Tesla's board of directors has approved a new compensation package for CEO Elon Musk, granting him 96 million restricted shares. These shares are valued at nearly 300 billion dollars, based on the closing price of the stock on Friday. The decision was made by a special committee of the board, chaired by Robyn Denholm and Kathleen Wilson-Thompson, and subsequently approved by the full board.

According to the company's disclosure, Musk will pay 23.34 dollars for each restricted share, which is the same exercise price as his 2018 compensation package. The total value of the shares, if calculated based on the closing price on Friday, amounts to approximately 290 billion dollars.

Tesla, in a letter to its shareholders, emphasized the importance of retaining Musk at this critical stage.
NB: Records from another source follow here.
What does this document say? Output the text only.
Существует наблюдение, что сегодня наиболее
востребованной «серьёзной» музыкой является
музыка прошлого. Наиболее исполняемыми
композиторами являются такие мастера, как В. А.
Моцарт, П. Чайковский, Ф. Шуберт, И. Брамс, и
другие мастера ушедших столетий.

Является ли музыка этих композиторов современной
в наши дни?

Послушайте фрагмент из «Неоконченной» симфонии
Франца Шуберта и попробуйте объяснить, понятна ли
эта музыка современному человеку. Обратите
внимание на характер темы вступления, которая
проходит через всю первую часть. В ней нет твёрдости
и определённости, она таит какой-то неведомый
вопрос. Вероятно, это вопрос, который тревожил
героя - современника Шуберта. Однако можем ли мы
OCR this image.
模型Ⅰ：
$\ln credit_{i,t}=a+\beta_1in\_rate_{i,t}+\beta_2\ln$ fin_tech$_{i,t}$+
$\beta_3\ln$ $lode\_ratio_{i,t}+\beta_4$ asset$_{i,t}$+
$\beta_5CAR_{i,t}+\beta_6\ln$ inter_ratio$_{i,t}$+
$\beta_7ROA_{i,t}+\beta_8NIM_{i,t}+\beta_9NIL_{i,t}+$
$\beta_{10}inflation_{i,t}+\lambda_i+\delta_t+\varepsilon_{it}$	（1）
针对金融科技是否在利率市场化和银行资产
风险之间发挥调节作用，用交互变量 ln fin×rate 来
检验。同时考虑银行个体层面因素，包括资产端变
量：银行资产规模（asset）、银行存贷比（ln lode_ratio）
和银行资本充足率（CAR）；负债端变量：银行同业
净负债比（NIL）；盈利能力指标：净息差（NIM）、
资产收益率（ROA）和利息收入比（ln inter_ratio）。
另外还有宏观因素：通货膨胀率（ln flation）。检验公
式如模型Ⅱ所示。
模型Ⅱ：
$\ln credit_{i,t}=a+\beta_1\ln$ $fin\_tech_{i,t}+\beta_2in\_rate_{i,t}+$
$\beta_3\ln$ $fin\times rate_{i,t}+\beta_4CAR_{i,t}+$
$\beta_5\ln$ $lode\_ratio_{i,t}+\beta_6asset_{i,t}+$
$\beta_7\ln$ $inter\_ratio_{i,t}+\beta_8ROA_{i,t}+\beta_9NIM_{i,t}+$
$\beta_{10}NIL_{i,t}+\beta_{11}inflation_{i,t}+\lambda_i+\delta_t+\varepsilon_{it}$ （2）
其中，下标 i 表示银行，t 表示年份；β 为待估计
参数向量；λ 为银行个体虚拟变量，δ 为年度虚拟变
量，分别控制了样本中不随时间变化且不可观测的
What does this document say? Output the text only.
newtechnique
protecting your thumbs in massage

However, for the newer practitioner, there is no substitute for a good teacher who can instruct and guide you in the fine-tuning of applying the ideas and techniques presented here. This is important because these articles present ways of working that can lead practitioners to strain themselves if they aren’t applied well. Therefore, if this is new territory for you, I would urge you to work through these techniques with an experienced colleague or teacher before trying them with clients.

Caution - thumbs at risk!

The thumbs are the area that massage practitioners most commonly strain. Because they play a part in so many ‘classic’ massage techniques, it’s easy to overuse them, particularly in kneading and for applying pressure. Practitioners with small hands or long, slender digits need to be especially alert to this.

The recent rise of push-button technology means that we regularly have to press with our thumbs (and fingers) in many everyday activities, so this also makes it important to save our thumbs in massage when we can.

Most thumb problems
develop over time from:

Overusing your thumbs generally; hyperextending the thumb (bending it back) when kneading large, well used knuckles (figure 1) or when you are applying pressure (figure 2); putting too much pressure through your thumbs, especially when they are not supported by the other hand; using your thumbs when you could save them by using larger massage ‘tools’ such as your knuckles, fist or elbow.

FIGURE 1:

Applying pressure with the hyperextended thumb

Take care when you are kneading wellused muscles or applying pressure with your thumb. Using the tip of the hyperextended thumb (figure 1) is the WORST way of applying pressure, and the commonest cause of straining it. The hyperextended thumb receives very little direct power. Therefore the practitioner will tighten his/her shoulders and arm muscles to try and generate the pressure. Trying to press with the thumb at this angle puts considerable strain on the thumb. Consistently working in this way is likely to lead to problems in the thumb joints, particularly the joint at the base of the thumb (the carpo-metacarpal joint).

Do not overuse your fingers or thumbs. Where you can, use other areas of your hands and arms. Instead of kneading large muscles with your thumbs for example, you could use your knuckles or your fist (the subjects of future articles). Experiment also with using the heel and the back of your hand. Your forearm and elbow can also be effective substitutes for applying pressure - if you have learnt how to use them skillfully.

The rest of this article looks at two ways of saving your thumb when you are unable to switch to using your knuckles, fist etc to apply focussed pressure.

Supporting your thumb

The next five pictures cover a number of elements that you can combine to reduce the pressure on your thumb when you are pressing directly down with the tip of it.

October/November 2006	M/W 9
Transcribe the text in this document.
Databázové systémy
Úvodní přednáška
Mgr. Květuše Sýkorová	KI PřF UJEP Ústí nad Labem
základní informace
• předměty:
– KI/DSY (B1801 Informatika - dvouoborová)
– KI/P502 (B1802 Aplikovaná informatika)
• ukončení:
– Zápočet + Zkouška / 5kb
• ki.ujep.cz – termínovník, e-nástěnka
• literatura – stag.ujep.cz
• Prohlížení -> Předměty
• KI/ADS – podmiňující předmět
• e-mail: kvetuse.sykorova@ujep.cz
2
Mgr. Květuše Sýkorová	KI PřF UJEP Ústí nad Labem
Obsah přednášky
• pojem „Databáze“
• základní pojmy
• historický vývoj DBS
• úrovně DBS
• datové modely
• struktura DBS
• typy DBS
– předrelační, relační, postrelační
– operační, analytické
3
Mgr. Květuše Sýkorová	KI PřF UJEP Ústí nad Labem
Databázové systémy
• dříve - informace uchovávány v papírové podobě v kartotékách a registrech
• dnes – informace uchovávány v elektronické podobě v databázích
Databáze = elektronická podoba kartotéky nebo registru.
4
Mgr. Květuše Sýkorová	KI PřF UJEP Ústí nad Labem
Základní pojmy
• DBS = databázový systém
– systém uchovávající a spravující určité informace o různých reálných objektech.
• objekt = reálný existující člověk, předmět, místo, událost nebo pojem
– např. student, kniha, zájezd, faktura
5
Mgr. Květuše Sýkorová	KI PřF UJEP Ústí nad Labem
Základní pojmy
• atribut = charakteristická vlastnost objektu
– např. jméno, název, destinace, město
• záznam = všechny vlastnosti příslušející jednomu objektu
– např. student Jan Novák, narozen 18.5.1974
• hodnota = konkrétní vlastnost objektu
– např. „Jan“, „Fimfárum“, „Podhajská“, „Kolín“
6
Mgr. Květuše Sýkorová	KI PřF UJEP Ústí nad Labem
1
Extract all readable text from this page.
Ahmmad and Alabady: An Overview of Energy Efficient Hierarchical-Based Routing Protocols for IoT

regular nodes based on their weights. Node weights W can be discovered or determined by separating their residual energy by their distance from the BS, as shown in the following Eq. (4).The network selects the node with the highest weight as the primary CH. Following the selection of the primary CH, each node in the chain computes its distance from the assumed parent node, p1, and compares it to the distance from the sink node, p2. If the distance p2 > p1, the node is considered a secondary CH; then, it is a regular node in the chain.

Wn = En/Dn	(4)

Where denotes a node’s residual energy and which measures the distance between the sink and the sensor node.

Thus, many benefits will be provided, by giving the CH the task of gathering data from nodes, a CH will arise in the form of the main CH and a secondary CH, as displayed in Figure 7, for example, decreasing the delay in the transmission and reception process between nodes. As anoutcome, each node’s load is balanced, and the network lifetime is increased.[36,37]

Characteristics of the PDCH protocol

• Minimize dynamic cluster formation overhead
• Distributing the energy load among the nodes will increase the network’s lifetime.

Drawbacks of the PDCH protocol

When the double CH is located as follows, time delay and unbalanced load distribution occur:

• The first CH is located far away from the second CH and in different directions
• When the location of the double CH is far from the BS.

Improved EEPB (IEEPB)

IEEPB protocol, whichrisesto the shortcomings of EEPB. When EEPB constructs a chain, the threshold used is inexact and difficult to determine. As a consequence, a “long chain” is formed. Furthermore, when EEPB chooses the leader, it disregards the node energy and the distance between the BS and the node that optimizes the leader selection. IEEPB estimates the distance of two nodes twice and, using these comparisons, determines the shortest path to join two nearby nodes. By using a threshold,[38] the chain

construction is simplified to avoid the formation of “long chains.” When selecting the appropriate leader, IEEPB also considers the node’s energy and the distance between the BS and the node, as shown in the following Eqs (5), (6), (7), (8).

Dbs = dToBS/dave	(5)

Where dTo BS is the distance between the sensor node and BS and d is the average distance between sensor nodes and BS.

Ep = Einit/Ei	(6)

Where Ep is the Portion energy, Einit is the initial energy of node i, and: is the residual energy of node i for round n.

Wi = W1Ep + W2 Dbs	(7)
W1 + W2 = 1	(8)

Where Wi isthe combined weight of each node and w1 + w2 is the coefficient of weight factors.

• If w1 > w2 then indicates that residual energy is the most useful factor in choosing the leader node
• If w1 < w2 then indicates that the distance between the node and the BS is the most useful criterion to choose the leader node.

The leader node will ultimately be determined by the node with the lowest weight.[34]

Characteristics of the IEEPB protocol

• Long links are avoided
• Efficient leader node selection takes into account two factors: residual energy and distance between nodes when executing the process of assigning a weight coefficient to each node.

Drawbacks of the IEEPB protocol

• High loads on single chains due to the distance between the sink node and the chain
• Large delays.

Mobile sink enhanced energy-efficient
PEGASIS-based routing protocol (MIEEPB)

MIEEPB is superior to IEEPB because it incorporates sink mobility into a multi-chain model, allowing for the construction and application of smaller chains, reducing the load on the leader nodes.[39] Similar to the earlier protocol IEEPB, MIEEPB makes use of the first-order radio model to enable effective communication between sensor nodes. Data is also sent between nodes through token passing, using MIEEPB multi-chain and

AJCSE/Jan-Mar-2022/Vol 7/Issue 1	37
The company believes that this compensation package will incentivize Musk to continue leading TeslaRACE--.

Musk recently expressed concerns about losing control of the company on a social media platform. He clarified that he had not used his Tesla shares as collateral for personal loans. Musk aims to increase his stake in the company to 25%, stating that this level would provide strategic control without being so high that he could be ousted. Currently, Musk holds approximately 12.8% of Tesla's shares. To reach the 25% threshold, he would need to acquire an additional 3 billion shares.

Musk also mentioned that aggressive shareholders could potentially remove him from the company he founded. He plans to propose new compensation and voting rights schemes at the upcoming shareholder meeting to address these concerns.